Ma poi, quel sorriso che tanto agognavo e che alla fine pensai di aver ottenuto, fu spazzato via dall'infarto che si portò lontano da me anche l'unica persona che sembrava mi avesse voluto davvero bene.

Ed ora mi trovavo lì, in quel dannato aeroporto in attesa di avere notizie da quell'uomo che a fatica chiamavo ancora padre. Aspettavo di avere informazioni su quale volo sarei stata costretta a prendere, per andare a vivere insieme a lui e la sua incredibilmente fastidiosa assistente. Si era presentato quattro giorni prima sulla porta di casa, ordinandomi di raccattare i miei averi e raggiungerlo quanto prima in Florida. Non mi aveva dato nemmeno il tempo di prendere fiato, che aveva girato i tacchi e si era allontanato con la stessa velocità con cui si era presentato da me. La sera stessa avevo provato a contattarlo, ricevendo in risposta solo un misero messaggino con scritto il giorno in cui mi sarei dovuta trovare in aeroporto e che, una volta incontrati, avremmo parlato meglio.

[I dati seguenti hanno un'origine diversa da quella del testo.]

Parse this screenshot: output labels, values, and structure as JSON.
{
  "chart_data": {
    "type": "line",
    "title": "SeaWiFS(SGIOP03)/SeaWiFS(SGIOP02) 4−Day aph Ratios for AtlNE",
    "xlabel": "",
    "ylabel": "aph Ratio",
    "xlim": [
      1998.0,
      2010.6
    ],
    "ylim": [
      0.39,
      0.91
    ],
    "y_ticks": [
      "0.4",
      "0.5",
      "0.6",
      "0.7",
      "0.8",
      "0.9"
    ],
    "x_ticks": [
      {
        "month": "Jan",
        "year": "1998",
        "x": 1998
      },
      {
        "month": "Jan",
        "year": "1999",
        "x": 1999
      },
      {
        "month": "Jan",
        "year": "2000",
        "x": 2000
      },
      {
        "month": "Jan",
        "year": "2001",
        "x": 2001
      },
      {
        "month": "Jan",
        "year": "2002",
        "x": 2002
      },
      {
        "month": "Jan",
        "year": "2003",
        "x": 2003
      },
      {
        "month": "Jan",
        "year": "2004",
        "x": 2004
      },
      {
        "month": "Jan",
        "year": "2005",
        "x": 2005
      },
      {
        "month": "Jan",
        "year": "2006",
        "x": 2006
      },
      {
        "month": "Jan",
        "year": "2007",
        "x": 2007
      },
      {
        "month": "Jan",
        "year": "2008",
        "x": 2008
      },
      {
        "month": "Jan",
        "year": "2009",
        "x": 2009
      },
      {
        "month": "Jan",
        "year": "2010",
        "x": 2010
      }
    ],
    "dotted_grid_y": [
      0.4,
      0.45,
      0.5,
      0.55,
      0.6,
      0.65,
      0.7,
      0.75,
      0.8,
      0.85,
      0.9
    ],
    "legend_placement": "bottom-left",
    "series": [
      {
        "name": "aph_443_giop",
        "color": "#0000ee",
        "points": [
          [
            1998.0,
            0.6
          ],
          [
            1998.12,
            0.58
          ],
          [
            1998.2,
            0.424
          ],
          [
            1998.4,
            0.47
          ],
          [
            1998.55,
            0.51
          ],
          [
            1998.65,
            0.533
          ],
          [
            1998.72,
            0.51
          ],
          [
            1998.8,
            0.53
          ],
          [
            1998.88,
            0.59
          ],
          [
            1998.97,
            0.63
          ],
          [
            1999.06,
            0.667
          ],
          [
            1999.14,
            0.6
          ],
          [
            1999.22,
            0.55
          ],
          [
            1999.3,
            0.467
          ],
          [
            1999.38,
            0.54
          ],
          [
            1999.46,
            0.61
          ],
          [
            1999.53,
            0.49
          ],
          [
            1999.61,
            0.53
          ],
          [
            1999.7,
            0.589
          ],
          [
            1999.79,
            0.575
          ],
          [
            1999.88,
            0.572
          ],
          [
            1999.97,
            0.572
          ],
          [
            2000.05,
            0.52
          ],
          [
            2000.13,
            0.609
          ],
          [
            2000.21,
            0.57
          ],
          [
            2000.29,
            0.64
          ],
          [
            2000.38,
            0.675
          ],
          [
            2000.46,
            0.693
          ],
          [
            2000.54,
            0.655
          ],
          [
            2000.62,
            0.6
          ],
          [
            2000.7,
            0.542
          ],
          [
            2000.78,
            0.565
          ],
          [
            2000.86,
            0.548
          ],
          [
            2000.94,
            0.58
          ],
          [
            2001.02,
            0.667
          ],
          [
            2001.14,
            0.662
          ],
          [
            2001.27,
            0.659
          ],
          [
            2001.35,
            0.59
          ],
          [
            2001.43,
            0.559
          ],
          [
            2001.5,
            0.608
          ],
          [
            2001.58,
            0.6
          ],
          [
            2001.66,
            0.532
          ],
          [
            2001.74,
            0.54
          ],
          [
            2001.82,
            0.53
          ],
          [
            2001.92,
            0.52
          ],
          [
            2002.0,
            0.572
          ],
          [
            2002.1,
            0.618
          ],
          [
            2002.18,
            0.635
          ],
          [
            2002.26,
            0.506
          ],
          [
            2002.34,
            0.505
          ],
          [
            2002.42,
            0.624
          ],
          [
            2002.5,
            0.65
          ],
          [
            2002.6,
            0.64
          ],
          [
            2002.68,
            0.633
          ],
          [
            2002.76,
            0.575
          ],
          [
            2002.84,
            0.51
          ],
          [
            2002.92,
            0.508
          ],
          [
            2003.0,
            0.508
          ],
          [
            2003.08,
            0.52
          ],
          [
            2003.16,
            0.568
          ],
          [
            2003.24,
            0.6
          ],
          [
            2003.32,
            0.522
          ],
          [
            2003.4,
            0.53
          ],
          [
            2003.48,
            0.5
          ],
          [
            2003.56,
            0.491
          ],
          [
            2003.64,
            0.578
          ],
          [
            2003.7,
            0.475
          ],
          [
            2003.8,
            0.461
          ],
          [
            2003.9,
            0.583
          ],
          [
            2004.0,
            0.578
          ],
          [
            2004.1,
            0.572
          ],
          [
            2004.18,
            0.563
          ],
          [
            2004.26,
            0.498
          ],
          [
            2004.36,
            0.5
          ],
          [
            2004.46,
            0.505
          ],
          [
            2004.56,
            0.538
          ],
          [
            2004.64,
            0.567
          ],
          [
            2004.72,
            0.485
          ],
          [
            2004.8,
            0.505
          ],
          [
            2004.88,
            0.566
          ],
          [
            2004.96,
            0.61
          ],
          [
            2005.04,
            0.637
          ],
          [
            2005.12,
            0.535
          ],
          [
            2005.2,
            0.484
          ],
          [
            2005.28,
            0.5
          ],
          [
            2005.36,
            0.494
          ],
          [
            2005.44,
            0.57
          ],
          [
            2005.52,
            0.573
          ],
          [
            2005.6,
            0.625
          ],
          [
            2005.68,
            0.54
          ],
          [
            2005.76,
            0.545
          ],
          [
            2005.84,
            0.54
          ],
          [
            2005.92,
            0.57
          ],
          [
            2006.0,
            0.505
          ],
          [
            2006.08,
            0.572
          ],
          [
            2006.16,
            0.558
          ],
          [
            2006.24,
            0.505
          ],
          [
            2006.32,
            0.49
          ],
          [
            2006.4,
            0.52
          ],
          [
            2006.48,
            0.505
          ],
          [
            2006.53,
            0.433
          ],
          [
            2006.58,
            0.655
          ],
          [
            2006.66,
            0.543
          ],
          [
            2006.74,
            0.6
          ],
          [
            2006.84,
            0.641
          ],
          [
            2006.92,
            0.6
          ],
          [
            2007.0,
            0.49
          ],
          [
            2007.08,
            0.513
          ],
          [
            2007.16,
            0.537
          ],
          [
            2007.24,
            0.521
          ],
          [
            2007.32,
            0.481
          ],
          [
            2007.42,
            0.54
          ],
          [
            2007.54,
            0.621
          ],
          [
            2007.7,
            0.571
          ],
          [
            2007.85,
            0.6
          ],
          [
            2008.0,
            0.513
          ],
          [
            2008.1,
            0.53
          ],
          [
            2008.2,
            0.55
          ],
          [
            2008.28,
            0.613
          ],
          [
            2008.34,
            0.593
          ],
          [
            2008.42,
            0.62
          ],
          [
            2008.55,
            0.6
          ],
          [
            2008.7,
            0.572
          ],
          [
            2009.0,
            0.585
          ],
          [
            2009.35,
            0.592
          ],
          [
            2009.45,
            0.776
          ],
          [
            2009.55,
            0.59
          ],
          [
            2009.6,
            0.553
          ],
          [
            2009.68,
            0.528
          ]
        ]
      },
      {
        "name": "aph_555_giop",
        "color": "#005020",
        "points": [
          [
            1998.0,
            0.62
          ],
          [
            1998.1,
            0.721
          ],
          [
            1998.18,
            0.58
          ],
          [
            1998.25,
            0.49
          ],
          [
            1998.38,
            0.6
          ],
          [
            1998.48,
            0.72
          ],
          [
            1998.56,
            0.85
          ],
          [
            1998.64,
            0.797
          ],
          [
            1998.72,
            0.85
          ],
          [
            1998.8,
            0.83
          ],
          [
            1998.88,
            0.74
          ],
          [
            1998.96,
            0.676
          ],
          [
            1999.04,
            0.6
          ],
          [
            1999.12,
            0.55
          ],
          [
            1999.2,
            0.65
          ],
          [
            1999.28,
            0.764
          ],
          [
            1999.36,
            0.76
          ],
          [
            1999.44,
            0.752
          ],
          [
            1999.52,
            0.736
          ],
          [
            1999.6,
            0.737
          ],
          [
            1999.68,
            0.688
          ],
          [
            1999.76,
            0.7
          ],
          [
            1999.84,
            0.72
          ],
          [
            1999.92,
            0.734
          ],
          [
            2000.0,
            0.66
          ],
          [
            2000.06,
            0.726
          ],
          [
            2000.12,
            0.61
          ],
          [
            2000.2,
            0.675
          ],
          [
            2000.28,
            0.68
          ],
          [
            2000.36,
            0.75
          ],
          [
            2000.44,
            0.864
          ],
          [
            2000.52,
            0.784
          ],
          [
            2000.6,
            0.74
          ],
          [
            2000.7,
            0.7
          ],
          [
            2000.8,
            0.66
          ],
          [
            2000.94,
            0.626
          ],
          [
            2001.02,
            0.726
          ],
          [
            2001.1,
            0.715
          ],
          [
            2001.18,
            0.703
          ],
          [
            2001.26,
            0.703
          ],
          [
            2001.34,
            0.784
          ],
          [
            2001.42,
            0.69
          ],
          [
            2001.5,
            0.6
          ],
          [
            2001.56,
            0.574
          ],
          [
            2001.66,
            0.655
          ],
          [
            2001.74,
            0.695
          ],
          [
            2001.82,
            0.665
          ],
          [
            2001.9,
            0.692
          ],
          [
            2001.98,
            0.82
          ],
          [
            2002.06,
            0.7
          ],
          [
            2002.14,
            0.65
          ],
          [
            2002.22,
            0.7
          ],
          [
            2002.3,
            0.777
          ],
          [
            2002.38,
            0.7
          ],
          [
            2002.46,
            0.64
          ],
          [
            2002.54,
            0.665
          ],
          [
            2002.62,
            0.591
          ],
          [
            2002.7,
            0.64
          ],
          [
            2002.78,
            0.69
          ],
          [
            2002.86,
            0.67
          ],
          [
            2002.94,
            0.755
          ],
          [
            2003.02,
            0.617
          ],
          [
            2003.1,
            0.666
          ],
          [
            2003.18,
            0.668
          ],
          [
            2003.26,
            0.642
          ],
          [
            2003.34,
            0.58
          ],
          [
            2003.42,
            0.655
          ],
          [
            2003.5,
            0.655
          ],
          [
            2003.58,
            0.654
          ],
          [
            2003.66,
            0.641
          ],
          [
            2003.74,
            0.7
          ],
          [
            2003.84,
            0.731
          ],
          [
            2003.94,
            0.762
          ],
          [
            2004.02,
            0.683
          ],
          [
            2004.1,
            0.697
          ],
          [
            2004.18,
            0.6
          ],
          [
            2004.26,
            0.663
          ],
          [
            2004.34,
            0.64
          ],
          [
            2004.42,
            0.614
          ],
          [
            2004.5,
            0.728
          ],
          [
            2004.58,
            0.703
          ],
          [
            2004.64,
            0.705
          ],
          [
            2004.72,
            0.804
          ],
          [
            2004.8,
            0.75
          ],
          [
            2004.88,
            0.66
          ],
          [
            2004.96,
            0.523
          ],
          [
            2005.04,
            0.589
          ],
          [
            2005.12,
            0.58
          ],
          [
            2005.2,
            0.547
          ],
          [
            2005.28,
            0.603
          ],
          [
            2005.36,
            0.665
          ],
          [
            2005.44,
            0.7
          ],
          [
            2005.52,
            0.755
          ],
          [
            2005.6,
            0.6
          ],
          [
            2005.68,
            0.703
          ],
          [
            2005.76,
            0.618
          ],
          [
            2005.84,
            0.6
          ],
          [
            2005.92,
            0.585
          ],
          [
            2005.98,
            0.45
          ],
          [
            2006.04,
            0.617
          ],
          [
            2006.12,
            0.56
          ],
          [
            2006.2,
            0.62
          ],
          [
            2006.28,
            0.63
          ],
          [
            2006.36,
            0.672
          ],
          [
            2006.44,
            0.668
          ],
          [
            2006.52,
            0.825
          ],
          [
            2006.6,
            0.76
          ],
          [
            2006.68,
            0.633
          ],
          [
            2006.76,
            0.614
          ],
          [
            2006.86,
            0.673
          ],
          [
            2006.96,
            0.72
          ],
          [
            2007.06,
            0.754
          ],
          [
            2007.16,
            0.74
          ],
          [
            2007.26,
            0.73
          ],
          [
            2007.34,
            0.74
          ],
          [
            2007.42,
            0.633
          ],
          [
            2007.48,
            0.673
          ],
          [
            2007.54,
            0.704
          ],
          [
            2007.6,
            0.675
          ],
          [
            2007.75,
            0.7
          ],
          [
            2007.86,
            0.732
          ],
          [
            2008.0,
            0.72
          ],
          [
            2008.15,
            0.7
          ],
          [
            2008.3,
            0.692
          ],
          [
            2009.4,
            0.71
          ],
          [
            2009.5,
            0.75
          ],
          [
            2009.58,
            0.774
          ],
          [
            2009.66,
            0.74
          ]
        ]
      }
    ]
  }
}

Ci credevo poco, ma speravo che dopo quasi dieci anni di silenzio potesse finalmente dirmi la verità.

Ricordo che, quando ancora la mamma non aveva preso quella decisione, mio padre era l'uomo più affettuoso e amorevole che avessi mai conosciuto. Ci amava, amava la mamma e amava noi e pensavo avesse continuato ad amarmi ancora, anche dopo che lei ci abbandonò. Ma mi sbagliavo. Dopo neppure un anno e mezzo, in cui lui smise anche solo di guardarmi in faccia, mi iscrisse in un collegio in Georgia, dove mi lasciò da sola senza farmi avere più sue notizie. Avevo passato la mia intera adolescenza in quel posto e le uniche cose che riuscivo a sapere su mio padre erano i costanti pagamenti per tenermi lì. Quando poi arrivò nonna Angie, che mi costrinse a cercare di riallacciare i rapporti con lui, quell'uomo non volle neppure degnarsi di rispondere alle mie telefonate, sparendo nel nulla. Eppure ero disposta a perdonarlo per tutto, anche per avermi abbandonato senza nessuna spiegazione, almeno fino a quando non arrivò la morte di mia nonna. Ricordo che nemmeno il giorno del funerale si degnò di venire e quello, non glielo avrei perdonato. Non glielo avrei mai perdonato.